Kalbi, sanki onu öldürmek istiyormuşcasına hızla çarpıyordu. Hiç olmadığı kadar ona yakındı bugün . Belki de yüzünü inceleme fırsatını ilk defa yakaladığından belki de onun sıcaklığını ilk defa bu kadar yakından hissettiğinden bilinmez ama düzgün düşünemiyordu.

Elindeki defteri yanına bırakmak aklına geldi . Ardından onunla beraber aynı gökyüzüne bakışlarını dikti. Sonunda hep düşlediği, aynı karede olma fikri kısmen de olsa gerçek olmuştu.
"İyi gözükmüyorsun." dedi Andrei, hala gökyüzünü seyrederken. Ondan tarafı dönmedi. Çünki şuan bile zapt edemediği kalbi daha da coşsun istemedi.
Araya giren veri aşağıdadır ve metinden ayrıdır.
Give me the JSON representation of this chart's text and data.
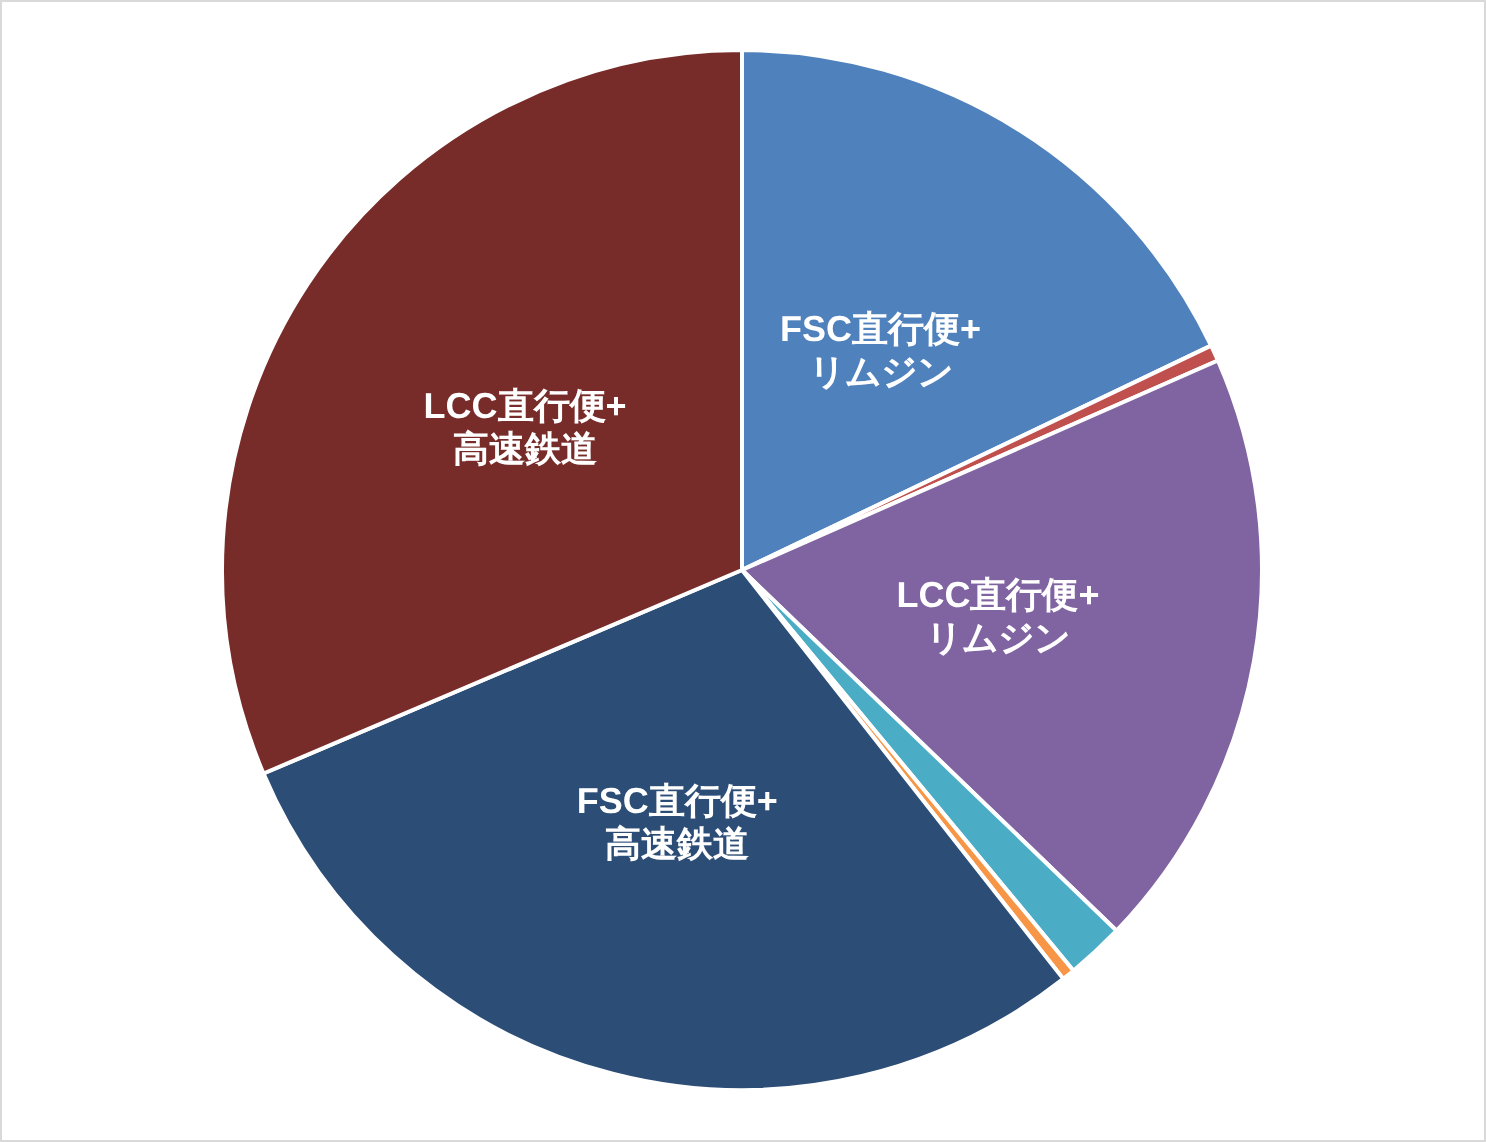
{
  "chart_data": {
    "type": "pie",
    "categories": [
      "FSC直行便+\nリムジン",
      null,
      "LCC直行便+\nリムジン",
      null,
      null,
      "FSC直行便+\n高速鉄道",
      "LCC直行便+\n高速鉄道"
    ],
    "values": [
      17.9,
      0.5,
      18.8,
      1.8,
      0.4,
      29.2,
      31.4
    ],
    "colors": [
      "#4f81bd",
      "#c0504d",
      "#8064a2",
      "#4bacc6",
      "#f79646",
      "#2c4d75",
      "#772c2a"
    ]
  }
}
Asher, sebebinin bile bilinmediği bir olaya arkadaşlarını kurban vermişti. Ondan önce de profesör... Aklı o kadar doluydu ki yanına oturan adamı yeni yeni fark ediyordu.
Sorduğu soruyla, adama döndü. Nedendir bilinmez ama cevap verme gereği duydu.
" Kötü günlerden geçiyorum. O kadar..." sesi durgundu. Konuşmaya bile üşenir bir hal vardı sanki üzerinde. Biraz da yorgundu.

Fakat bir anda farkına vardı. O adamı gördüğünü hatırladı. Sınıfta en arkada birileri vardı. O bu çocuk muydu?

Asher, yere eğdiği kafasını hızla sol tarafına çevirdi. Kimse yok. Ama bu nasıl olurdu? O birisine cevap vermişti. Yani bundan emindi. Bir süre sağını solunu ve etrafını hızlıca tekrar kontrol etti. Yoktu. Hiç kimse yoktu...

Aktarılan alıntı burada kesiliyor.